When he was just a few meters away from his house, his wife heard him shouting and opened the door. Her action was just in time, he had received only one violent strike on his left shoulder before she could close the door promptly, immediately after he had entered into the house.


He did not dare to go out of his house to look after his business again. The family started planning to relocate to West Bengal. Grandma was too young to understand the implications of relocation. To her, her husband’s house was almost the same as her father’s house as the distance between the two houses was only few villages. She was told that the house would be under lock and they would return when the communal tension would subside. It was decided that they would leave all the furniture behind and the only furniture that would be taken with them was her wooden chest. The decision to carry the wooden chest was taken by her father-in-law and she felt ever grateful to him for that.

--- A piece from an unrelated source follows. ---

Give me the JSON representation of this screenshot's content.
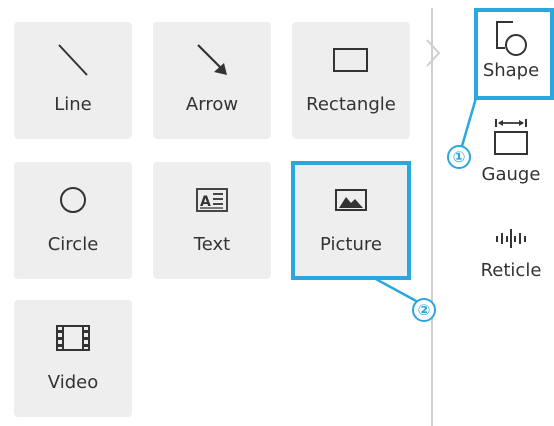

She looked at the male and the female dolls which she had brought from her mother’s house. According to the instruction given by her mother they were not ready to be married yet. She decided to keep the male doll in her father-in-law’s house, to ‘guard’ the house. She kept the doll on her bed in a sitting posture. “Do not be afraid, you are a boy and boys should always be courageous” she whispered in his ears. “Do not feel sad for the bride”, she continued whispering, “she will be with me and I will bring her back and give her hand to you. When you will feel hungry eat these ‘Batasas’”, she pointed to a bottle full of candies made from brown sugar. Many years later when she first narrated the story to her grandchildren, one of her grandson asked ‘Grandma, did you keep any water with those sweets’ and she replied, ‘oh I totally forgot, we were in such a hurry.’